… And it is, actually.
It is not us alone saying that, but the large number of young and brilliant engineers looking for a career that combines a passion for data with the ability to positively influence and support an organization.
Of the ‘young’ jobs that have been opened in the past decade for the talented engineers, business intelligence analyst is one. A very trendy one.
What does a business intelligence analyst (BIA) do?
He or she analyzes complex sets of data within a company to determine recommendations for business growth and improvement. Knowing how to properly collect and interpret data can have a significant impact on the future success of a business.
The practitioner who finds this job suited for the talent and knowledge accumulated is generally an engineer by education and a businessperson by formation and experience. Not only does such a person review data to produce finance and market intelligence reports, but also detects patterns and trends in a given market that may influence a company’s operations.
While the business intelligence analyst position is just one of many roles related to BI and analytics in large organizations, the number of such positions and their titles and responsibilities vary based mainly on the maturity level of the company’s data management programs and, mostly, on the essential need of BI that the respective industry requires.
Some multinational companies acting in tech might have BI architects, BI developers, BI analysts and other internally-derived titles.

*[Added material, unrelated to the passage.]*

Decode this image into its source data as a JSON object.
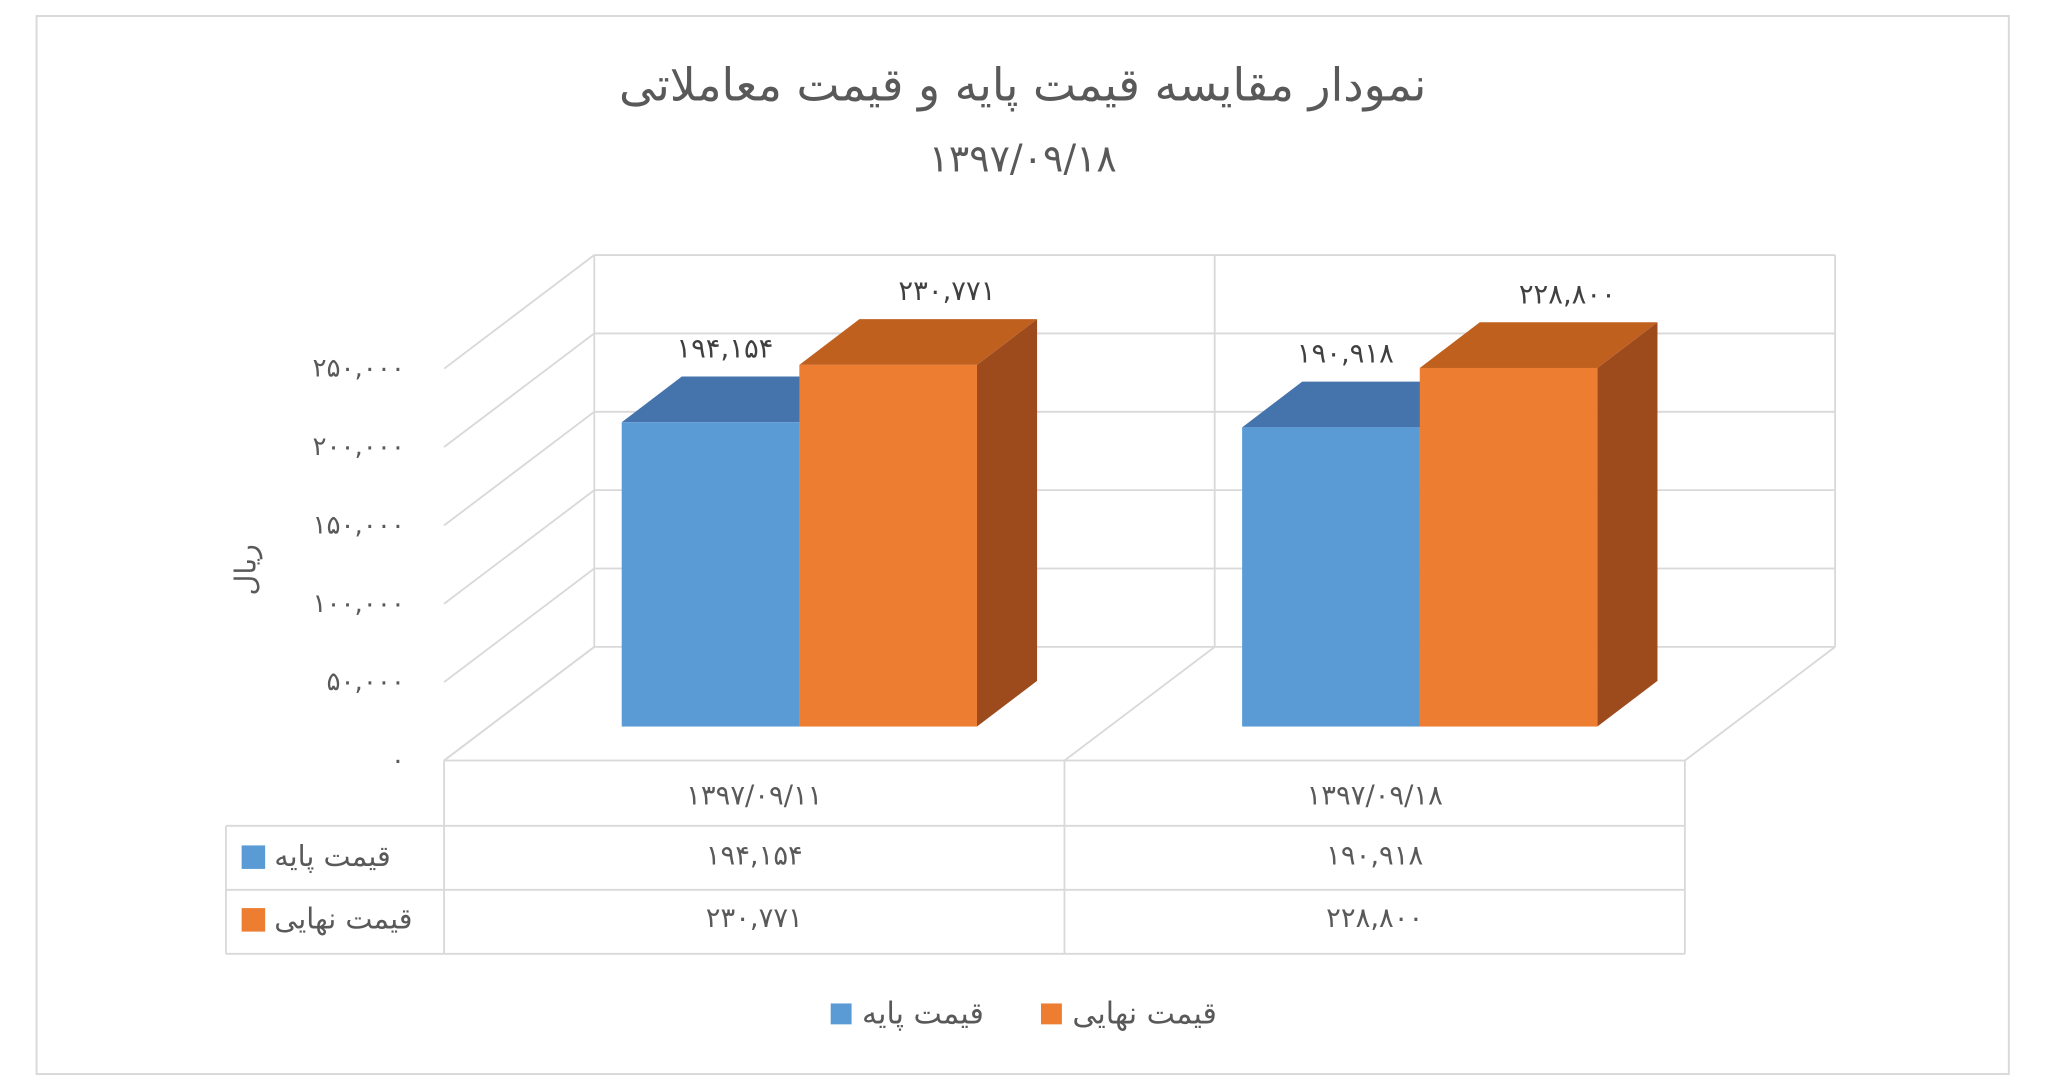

Generally, a BIA works between IT and business operations; sometimes with finance division, as well. It comes without saying that a BIA works with a variety of people – both within the company and outside it – and with key stakeholders. Such an analyst monitors permanently the essential sources of information, the strategic technological conferences and international events, to remain aware of the business trends and industry at large. A BIA professional might need socializing skills, good communication skills and could have a large network that he or she can access and interact with.
When we recruit for BIA positions, we look for practitioners and consultants who have proficiency in understanding data and doing data modeling, profiling and validation and who gained significant expertise in using data mining, query, analysis, visualization and reporting tools.
Familiarity with database management systems and data warehouse technologies is also required, as well as critical thinking and problem-solving abilities.
The beauty of such a position lay with the fact that the person becomes a key provider of strategic information that the entire business relies. An engineer as well as a business professional; a statistician as well as an analyst.
To the always-frequent question whether a BIA needs to know how to code, our experience in recruiting for such positions showed us that a BI analyst’s familiarity with coding languages like Python, Java or R is often required.